Most importantly in my view, you can see your money on a screen, you start to think about it like your other investments, it is your money again, which means you look after it. The psychological impact of this can not be understated.  

Today super is worth $1.8trn or about 25% of household net worth in Australia.  Outside of the family home (if you have one), it will likely be your biggest financial asset. For nearly all of Gen Y and most of Gen X, the step change in house prices will mean that it will probably be your biggest asset, and will remain your largest personal asset over your lifetime.

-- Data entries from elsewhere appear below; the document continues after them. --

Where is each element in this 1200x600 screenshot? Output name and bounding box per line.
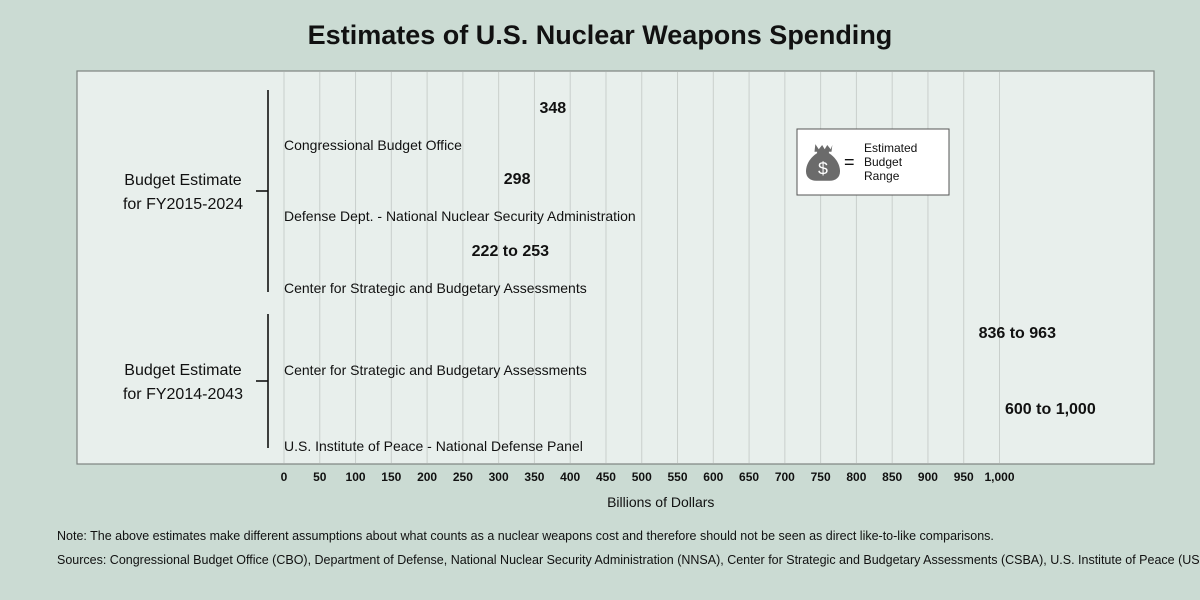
x-tick-label: 550	[668, 470, 688, 484]
legend-label: Estimated	[864, 141, 917, 155]
x-tick-label: 650	[739, 470, 759, 484]
bar-value-label: 348	[539, 100, 566, 117]
x-tick-label: 150	[381, 470, 401, 484]
bar-value-label: 600 to 1,000	[1005, 401, 1096, 418]
x-tick-label: 500	[632, 470, 652, 484]
group-label: Budget Estimate	[124, 362, 242, 379]
x-axis-label: Billions of Dollars	[607, 494, 714, 510]
x-tick-label: 900	[918, 470, 938, 484]
bar-source-label: Center for Strategic and Budgetary Asses…	[284, 362, 587, 378]
bar-source-label: U.S. Institute of Peace - National Defen…	[284, 438, 583, 454]
x-tick-label: 300	[489, 470, 509, 484]
group-label: for FY2015-2024	[123, 196, 243, 213]
x-tick-label: 1,000	[984, 470, 1014, 484]
x-tick-label: 350	[524, 470, 544, 484]
gridlines	[283, 72, 1000, 463]
bar-value-label: 836 to 963	[979, 325, 1056, 342]
x-tick-label: 250	[453, 470, 473, 484]
x-tick-label: 800	[846, 470, 866, 484]
legend-equals: =	[844, 152, 855, 172]
x-tick-label: 750	[811, 470, 831, 484]
bar-source-label: Center for Strategic and Budgetary Asses…	[284, 280, 587, 296]
bar-value-label: 222 to 253	[472, 243, 549, 260]
legend-label: Range	[864, 169, 900, 183]
x-tick-label: 200	[417, 470, 437, 484]
bar-value-label: 298	[504, 171, 531, 188]
x-tick-label: 600	[703, 470, 723, 484]
group-label: Budget Estimate	[124, 172, 242, 189]
x-tick-label: 700	[775, 470, 795, 484]
footnote-sources: Sources: Congressional Budget Office (CB…	[57, 553, 1200, 567]
footnote-note: Note: The above estimates make different…	[57, 529, 994, 543]
bar-source-label: Defense Dept. - National Nuclear Securit…	[284, 208, 636, 224]
x-tick-label: 100	[346, 470, 366, 484]
x-tick-label: 850	[882, 470, 902, 484]
legend-label: Budget	[864, 155, 903, 169]
x-tick-label: 950	[954, 470, 974, 484]
group-label: for FY2014-2043	[123, 386, 243, 403]
chart-title: Estimates of U.S. Nuclear Weapons Spendi…	[307, 20, 893, 50]
x-tick-label: 400	[560, 470, 580, 484]
x-tick-label: 50	[313, 470, 327, 484]
plot-area	[76, 70, 1155, 465]
x-tick-label: 0	[281, 470, 288, 484]
bar-source-label: Congressional Budget Office	[284, 137, 462, 153]
x-tick-label: 450	[596, 470, 616, 484]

Back on topic – there are opportunities to make recurring savings in the thousands of dollars per year simply by being smart about what you do. Learn them


Our Model Entity Structure

This is our current trading structure that we adopt for a 2-person household.  You may want to do this in stages – ourfirst port of call was getting a SMSF sorted established and refinanced.

  1. Mr Smith:
    1. Low Cost Brokerage account.
    2. High interest savings account / low interest (mortgage) line of credit
    3. CFD Account
  2. Mrs Smith.
    1. Low Cost Brokerage account
    2. High interest savings account /low interest (mortgage)
    3. CFD Account
  3. Mr + Mrs Smith ATF for the Smithsonian SMSF.
    1. Low cost brokerage account
    2. Low cost super administrator
    3. High interest savings account
    4. CFD Account
  4. Smith Pty Ltd ATF for the Smithies Family Trust.
    1. Low Cost Brokerage account
    2. High interest savings account /low interest (mortgage)
    3. CFD Account

One final note, risk appetite is something that each person needs devote their own time to analysing, risk is not just about prices going up and down and how correlated that is with your sleeping patterns.  Legal risk is as big a class as Market Risk and here there are many shades of grey. You can push things a lot further than I am writing, take for example establishing multiple brokerage accounts in ones name to take advantage of 1-share opportunities for the same beneficial owner more than once. Make no mistake, it’s a breach of the Corporations Act, make no mistake though people breach the law all the time.